Ce glissement à droite de la démocratie chrétienne provoque une scission sur sa gauche à la veille de son congrès national. Le 31 juillet 1971, de jeunes responsables démocrates-chrétiens démissionnent en série, suivis par 8 députés du parti, et fondent, au début d'août, le Mouvement de la gauche chrétienne (MIC). Au même moment, trois parlementaires et le ministre de l'Agriculture, J. Chonchol, en désaccord avec la nouvelle ligne marxiste-léniniste du MAPU (Mouvement d'action populaire unifié), démissionnent de leur mouvement et rejoignent le MIC. Un processus de radicalisation, similaire au MAPU, produit également au sein du parti radical une dissidence ; 11 parlementaires radicaux quittent leur parti et adhèrent à une nouvelle formation, non marxiste, le parti de la gauche radicale (PIR). À l'occasion de ces crises, 4 ministres offrent leur démission ; elles sont refusées en bloc.
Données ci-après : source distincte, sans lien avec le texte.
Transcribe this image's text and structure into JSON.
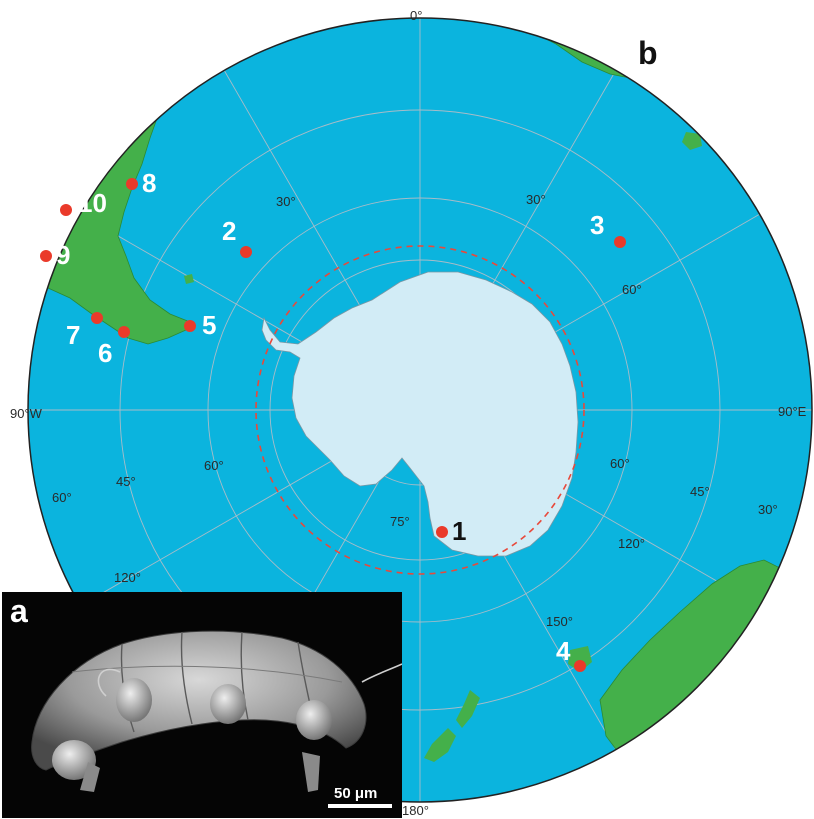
{
  "panels": {
    "inset_label": "a",
    "map_label": "b"
  },
  "map": {
    "longitude_labels": [
      "0°",
      "30°",
      "60°",
      "90°E",
      "120°",
      "150°",
      "180°",
      "120°",
      "90°W",
      "30°"
    ],
    "latitude_labels": [
      "30°",
      "60°",
      "45°",
      "60°",
      "75°",
      "30°",
      "45°",
      "60°"
    ],
    "sites": [
      {
        "id": "1",
        "text_color": "dark"
      },
      {
        "id": "2",
        "text_color": "light"
      },
      {
        "id": "3",
        "text_color": "light"
      },
      {
        "id": "4",
        "text_color": "light"
      },
      {
        "id": "5",
        "text_color": "light"
      },
      {
        "id": "6",
        "text_color": "light"
      },
      {
        "id": "7",
        "text_color": "light"
      },
      {
        "id": "8",
        "text_color": "light"
      },
      {
        "id": "9",
        "text_color": "light"
      },
      {
        "id": "10",
        "text_color": "light"
      }
    ],
    "colors": {
      "ocean": "#0bb4de",
      "land": "#44b04a",
      "antarctica": "#d2ecf6",
      "site_marker": "#ea3a2a",
      "circle_line": "#e8493b"
    }
  },
  "inset": {
    "scale_bar": "50 μm"
  }
}
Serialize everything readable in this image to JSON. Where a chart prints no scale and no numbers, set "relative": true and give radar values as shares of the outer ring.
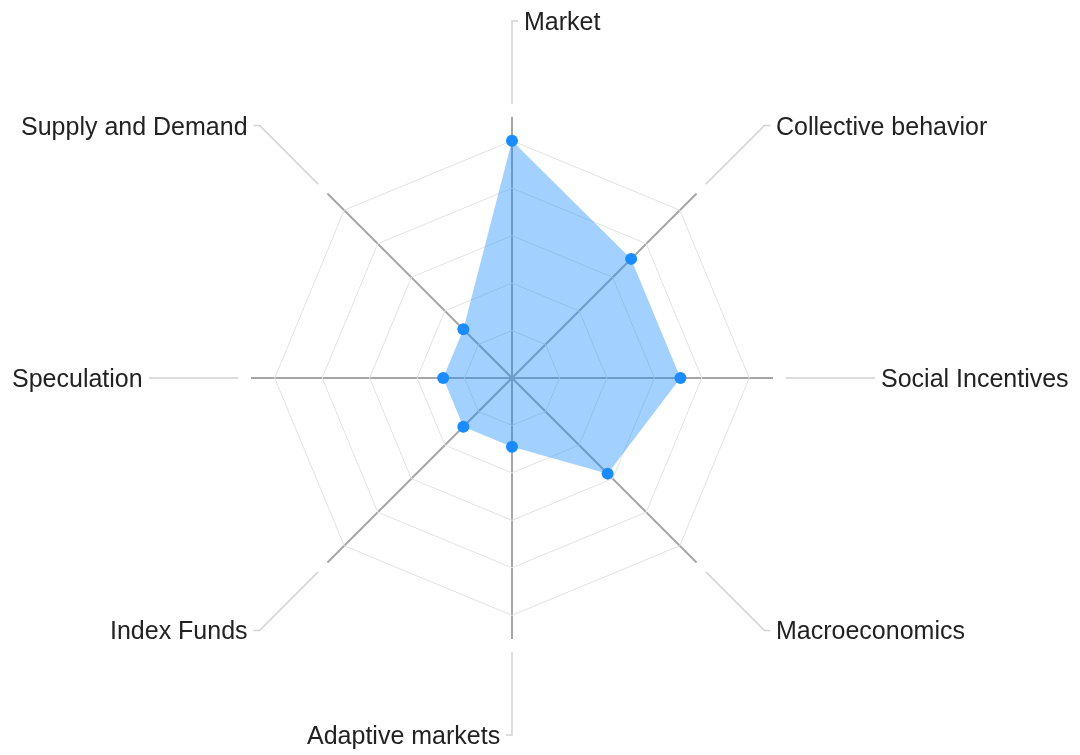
{
  "chart_data": {
    "type": "radar",
    "relative": true,
    "categories": [
      "Market",
      "Collective behavior",
      "Social Incentives",
      "Macroeconomics",
      "Adaptive markets",
      "Index Funds",
      "Speculation",
      "Supply and Demand"
    ],
    "series": [
      {
        "color": "#1a8cff",
        "values": [
          1,
          0.71,
          0.71,
          0.57,
          0.29,
          0.29,
          0.29,
          0.29
        ]
      }
    ],
    "marker": "circle",
    "grid": true
  }
}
Menacé sur sa droite, le gouvernement Allende est critiqué sur sa gauche. Le MIR (gauche révolutionnaire), qui a adopté une attitude de soutien tactique à l'égard du gouvernement, préconise une accélération du mouvement révolutionnaire. Le 12 septembre, les autorités arrêtent les dirigeants de la campagne d'occupation illégale de terres, dans le Sud. Pour la plupart, ce sont des militants du MIR. Le 1er novembre, devant un auditoire de paysans Mapuches, Miguel Enriquez, secrétaire général du MIR, met en garde le gouvernement contre ses faiblesses et ses erreurs. Trois jours plus tard, pour le premier anniversaire de son accession au pouvoir, Allende dénonce, dans un discours au stade national de Santiago, les beaux parleurs d'extrême gauche.

Caution de Castro

Le long séjour officiel (10 novembre-4 décembre) de Fidel Castro contribue à accentuer la bipolarisation de la vie politique chilienne. L'hommage rendu par le lider maximo au gouvernement Allende pour ses « actes hautement révolutionnaires » représente une caution pour le régime. « La révolution cubaine ne peut servir de modèle pour l'exportation », déclare Fidel Castro, qui ajoute : « Je n'invite personne à suivre nos méthodes. Il appartient à chaque pays de trouver ses propres solutions. » Aux étudiants gauchistes de Concepcion, le dirigeant cubain apporte un message de modération : « La lutte armée n'est justifiée que lorsqu'il n'y a plus d'autre choix, que toutes les voies légales sont fermées. » Aux mineurs du Nord, il conseille d'atténuer leurs revendications, tandis qu'il invite le peuple chilien dans son ensemble à ne pas laisser fuir ses techniciens à l'étranger.

Avant même le départ de cet hôte de marque, l'opposition profite des difficultés de ravitaillement pour organiser, les 1er et 2 décembre, des manifestations de femmes. Ces manifestations, dites des marmites vides parce que les participantes descendent dans la rue en tambourinant sur des fonds de casseroles, dégénèrent en heurts violents avec la police. Le couvre-feu est imposé à Santiago pendant une semaine. Pour les socialistes et les communistes, seules les femmes des beaux quartiers ont manifesté ; le 20 décembre, 60 000 personnes manifestent en faveur du gouvernement.

Crise constitutionnelle

De plus en plus l'opposition tente de bloquer l'action du Front populaire au niveau parlementaire. À partir d'octobre, les démocrates-chrétiens s'opposent au projet de loi sur le contrôle par l'État des 150 entreprises les plus importantes, et, le 22 décembre, le Congrès adopte une réforme constitutionnelle limitant les pouvoirs du gouvernement en matière de nationalisations. En novembre, les députés rejettent le plan gouvernemental de dissolution des deux Chambres pour les remplacer par une Assemblée du peuple. Le 1er janvier 1972, le Parlement vote un budget 1972 amputé de 306 millions de dollars, ce qui compromet le plan de développement. Le gouvernement oppose son veto. La crise est totale. Entre-temps, l'opposition met deux ministres en accusation constitutionnelle. L'un d'eux, José Toha (Intérieur) est particulièrement visé par les démocrates-chrétiens. Objet d'un vote hostile des députés pour avoir enfreint les garanties constitutionnelles, il est suspendu. Le 25 janvier, Allende doit remanier son gouvernement ; J. Toha passe au ministère de la Défense. Le président admet dans le cabinet deux radicaux modérés. Cette initiative confirme la tendance au regroupement de diverses formations de centre gauche, qui se concrétise, en mars, par la fusion du parti d'action populaire et du PIR.